We did not wish to tell Eliza—I don’t know why. And she opened the door very quickly that day, so that the Taxes and a man who came to our house by mistake for next door got away before Alice had a chance to try them with the Castilian Amoroso. But about five Eliza slipped out for half an hour to see a friend who was making her a hat for Sunday, and while she was gone there was a knock. Alice went, and we looked over the banisters. When she opened the door, she said at once, ‘Will you walk in, please?’ The person at the door said, ‘I called to see your Pa, miss. Is he at home?’
Alice said again, ‘Will you walk in, please?’
Then the person—it sounded like a man—said, ‘He is in, then?’
But Alice only kept on saying, ‘Will you walk in, please?’ so at last the man did, rubbing his boots very loudly on the mat.
Then Alice shut the front door, and we saw that it was the butcher, with an envelope in his hand. He was not dressed in blue, like when he is cutting up the sheep and things in the shop, and he wore knickerbockers. Alice says he came on a bicycle. She led the way into the dining-room, where the Castilian Amoroso bottle and the medicine glass were standing on the table all ready.

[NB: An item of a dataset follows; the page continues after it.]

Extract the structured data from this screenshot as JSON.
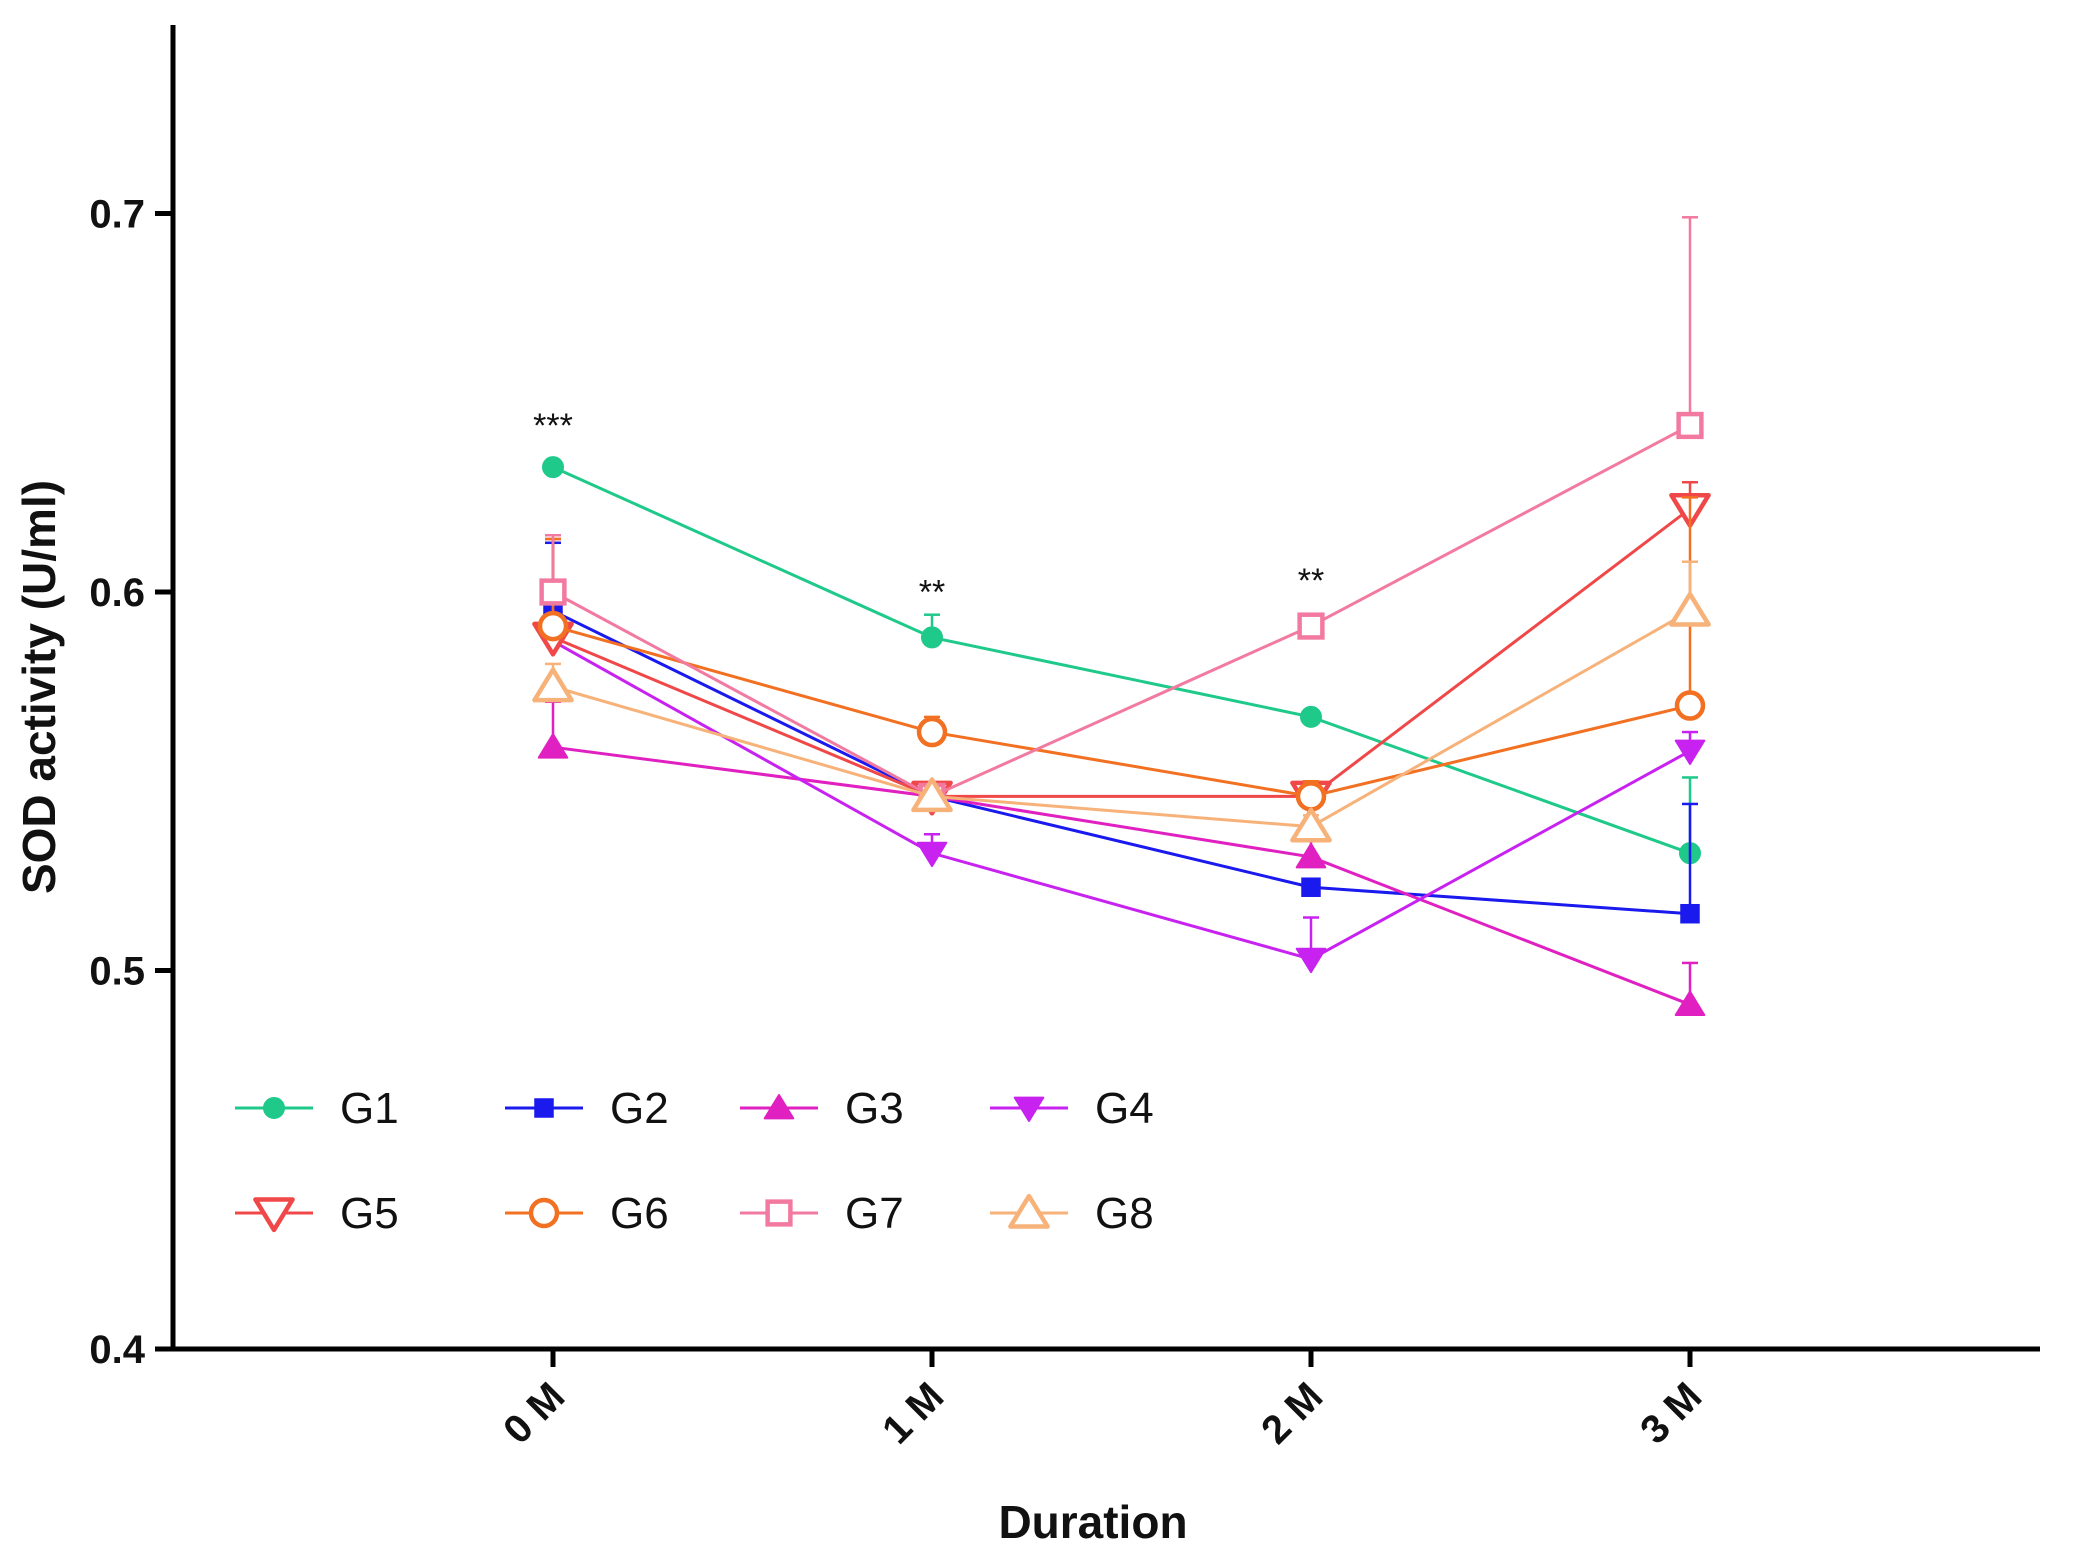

The others stayed on the stairs, but Oswald crept down and looked through the door-crack.
‘Please sit down,’ said Alice quite calmly, though she told me afterwards I had no idea how silly she felt. And the butcher sat down. Then Alice stood quite still and said nothing, but she fiddled with the medicine glass and put the screw of brown paper straight in the Castilian bottle.
‘Will you tell your Pa I’d like a word with him?’ the butcher said, when he got tired of saying nothing.
‘He’ll be in very soon, I think,’ Alice said.
And then she stood still again and said nothing. It was beginning to look very idiotic of her, and H. O. laughed. I went back and cuffed him for it quite quietly, and I don’t think the butcher heard.